Agile Data Warehousing With The Data Vault – Part 1

The Agile Manifesto has 4 core mandates and 12 principles. Before you go jumping the gun and accusing them of being brash, remember they DO value items on the right, however – They value items on the left MORE!

The 4 core mandates include:

1. Individuals and Interactions over processes and tools

The Data Vault is technology agnostic AND focuses VERY heavily on customer interaction. In fact it’s really the only methodology where I’ve seen a very heavy emphasis on the fact – The business owns the data.

Also, you have to start with the Hub entities and they require identification of the business keys as specified step-by-step on page 54 of Super Charge Your Data Warehouse

2. Working Software over Comprehensive Documentation

With the pattern based architecture in a Data Vault model and with the business rules downstream of the Data Warehouse, you can start building extremely fast and even use code-generation tools or scripts to get the first cut of your model.

I’ve in fact used code-generation for Data Warehouses that have been in production for quite a few years (They’re even running today).

The Data Vault Model & Methodology in my opinion is the fastest way to get something delivered to a Data Warehouse and it dramatically reduces project timelines and risk.

3. Customer Collaboration over Contract Negotiation

The Data Vault Methodology emphasizes the ownership of the project and data by the business and makes them a partner on any Business Intelligence project.

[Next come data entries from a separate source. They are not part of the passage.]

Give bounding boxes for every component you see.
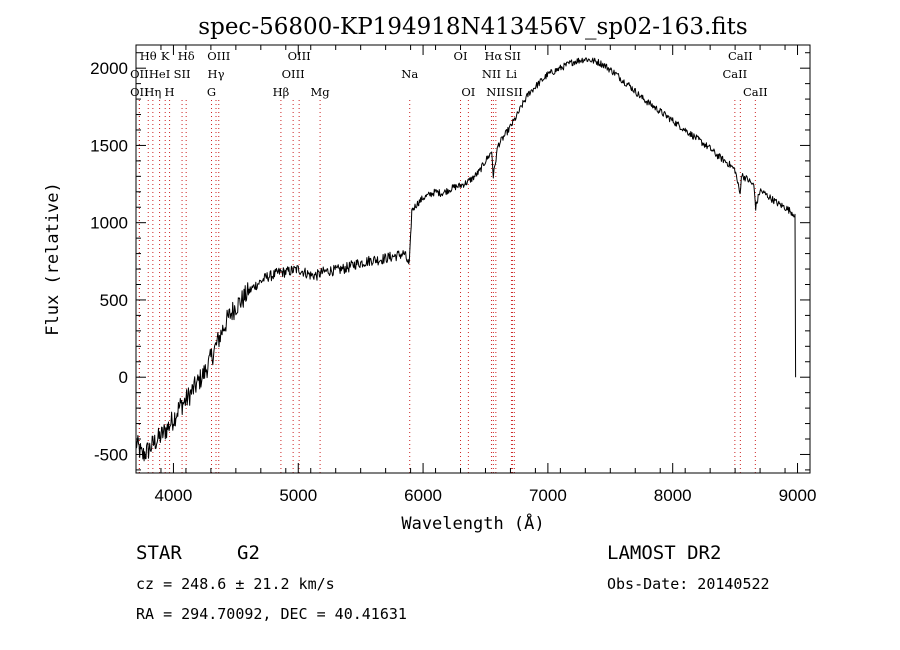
object-subclass: G2 (237, 542, 260, 564)
spectral-line-label: OIII (207, 49, 230, 63)
spectral-line-markers: Hθ OII OII K HeI Hη H SII Hδ OIII Hγ G OIII OIII Hβ Mg N… (130, 49, 768, 473)
survey-name: LAMOST DR2 (607, 542, 721, 564)
spectral-line-label: Li (506, 67, 518, 81)
chart-title: spec-56800-KP194918N413456V_sp02-163.fit… (198, 14, 747, 40)
spectral-line-label: OI (461, 85, 475, 99)
y-tick-label: -500 (94, 445, 128, 464)
x-tick-label: 8000 (654, 486, 692, 505)
x-tick-label: 9000 (779, 486, 817, 505)
spectral-line-label: OII (130, 85, 149, 99)
x-tick-label: 5000 (279, 486, 317, 505)
spectral-line-label: SII (506, 85, 523, 99)
y-tick-label: 1000 (90, 214, 128, 233)
spectral-line-label: NII (482, 67, 501, 81)
spectral-line-label: OIII (288, 49, 311, 63)
object-class: STAR (136, 542, 182, 564)
spectral-line-label: Hβ (273, 85, 290, 99)
spectral-line-label: SII (504, 49, 521, 63)
spectral-line-label: CaII (728, 49, 753, 63)
y-tick-label: 2000 (90, 59, 128, 78)
spectral-line-label: NII (486, 85, 505, 99)
y-axis-label: Flux (relative) (43, 182, 63, 336)
spectral-line-label: CaII (722, 67, 747, 81)
coordinates-text: RA = 294.70092, DEC = 40.41631 (136, 605, 407, 623)
spectral-line-label: Hγ (208, 67, 225, 81)
x-tick-label: 7000 (529, 486, 567, 505)
y-tick-label: 500 (100, 291, 128, 310)
spectral-line-label: OII (130, 67, 149, 81)
y-tick-label: 1500 (90, 136, 128, 155)
spectrum-line (135, 57, 797, 462)
y-axis: -500 0 500 1000 1500 2000 (90, 52, 810, 471)
redshift-text: cz = 248.6 ± 21.2 km/s (136, 575, 335, 593)
spectral-line-label: Hη (144, 85, 161, 99)
x-tick-label: 6000 (404, 486, 442, 505)
spectral-line-label: Hθ (140, 49, 157, 63)
x-axis-label: Wavelength (Å) (401, 512, 544, 534)
spectral-line-label: H (165, 85, 175, 99)
obs-date-text: Obs-Date: 20140522 (607, 575, 770, 593)
spectral-line-label: Na (401, 67, 418, 81)
spectral-line-label: OIII (282, 67, 305, 81)
spectral-line-label: HeI (149, 67, 170, 81)
spectral-line-label: SII (174, 67, 191, 81)
y-tick-label: 0 (119, 368, 128, 387)
x-axis: 4000 5000 6000 7000 8000 9000 (135, 45, 817, 505)
spectral-line-label: Hδ (178, 49, 195, 63)
spectral-line-label: Mg (311, 85, 331, 99)
spectral-line-label: K (161, 49, 170, 63)
spectral-line-label: OI (454, 49, 468, 63)
spectral-line-label: CaII (743, 85, 768, 99)
spectral-line-label: Hα (484, 49, 502, 63)
x-tick-label: 4000 (155, 486, 193, 505)
plot-frame (135, 44, 811, 474)
spectral-line-label: G (207, 85, 216, 99)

And, the fact that it’s easy to address change makes them happy which interestingly enough, is the next one:

4. Responding to Change over Following a Plan

This makes some people cringe. But it’s a reality of most projects. The first time out neither you nor the business REALLY know what they want. It’s only after they see something, they realize the value of the information and their brains start churning.

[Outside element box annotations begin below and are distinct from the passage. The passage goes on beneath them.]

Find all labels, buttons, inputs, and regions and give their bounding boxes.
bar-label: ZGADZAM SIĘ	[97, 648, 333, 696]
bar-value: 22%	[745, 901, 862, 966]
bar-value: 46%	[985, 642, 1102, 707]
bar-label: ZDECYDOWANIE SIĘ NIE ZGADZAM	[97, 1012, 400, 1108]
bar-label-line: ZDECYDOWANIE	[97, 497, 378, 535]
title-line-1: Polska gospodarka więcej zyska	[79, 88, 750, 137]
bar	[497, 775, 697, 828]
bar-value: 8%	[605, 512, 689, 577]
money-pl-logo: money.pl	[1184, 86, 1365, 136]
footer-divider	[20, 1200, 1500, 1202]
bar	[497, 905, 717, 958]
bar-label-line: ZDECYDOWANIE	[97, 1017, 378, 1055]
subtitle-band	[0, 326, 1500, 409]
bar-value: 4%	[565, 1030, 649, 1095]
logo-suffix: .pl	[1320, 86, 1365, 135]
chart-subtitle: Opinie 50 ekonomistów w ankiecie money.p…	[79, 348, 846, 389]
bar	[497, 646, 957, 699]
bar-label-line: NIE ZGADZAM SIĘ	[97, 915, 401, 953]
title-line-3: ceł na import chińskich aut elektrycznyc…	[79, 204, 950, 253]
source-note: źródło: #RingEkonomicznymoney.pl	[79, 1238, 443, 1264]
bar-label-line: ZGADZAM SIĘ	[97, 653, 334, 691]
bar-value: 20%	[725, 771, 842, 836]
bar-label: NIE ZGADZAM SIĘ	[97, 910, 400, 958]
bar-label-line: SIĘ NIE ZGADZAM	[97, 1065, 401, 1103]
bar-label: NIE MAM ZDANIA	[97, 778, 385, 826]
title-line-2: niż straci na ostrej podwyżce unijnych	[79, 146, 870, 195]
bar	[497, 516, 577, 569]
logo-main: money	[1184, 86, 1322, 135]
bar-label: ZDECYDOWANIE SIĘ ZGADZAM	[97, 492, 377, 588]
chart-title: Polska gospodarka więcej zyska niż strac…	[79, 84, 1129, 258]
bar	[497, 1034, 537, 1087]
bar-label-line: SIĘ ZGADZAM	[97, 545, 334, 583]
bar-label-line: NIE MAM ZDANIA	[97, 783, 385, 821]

In the traditional forms of Data Warehousing, it takes scoping, project budgeting, planning, resource allocation and other fun stuff before you can even get creative and give them what they think they want. The problem is, most business users don’t REALLY know. The DW team ends up thinking and even assuming for them (often incorrectly). You can end up with something that is really fancy and beautiful and still … useless!

To add to the complication, If it’s in fact a bad idea, it will be money ill spent which can be as much of a big deal if it’s a great idea where the time to build will make them lose out on the competitive edge they’re looking for.

With the Data Vault, the model is built for change from the ground up. Since the core data NEVER ever changes, creating business level user-interface layers on top is just so easy – and many architects and modelers think it’s ideal.

The Agile Manifesto also has 12 principles which I’ll cover in detail in the next installment.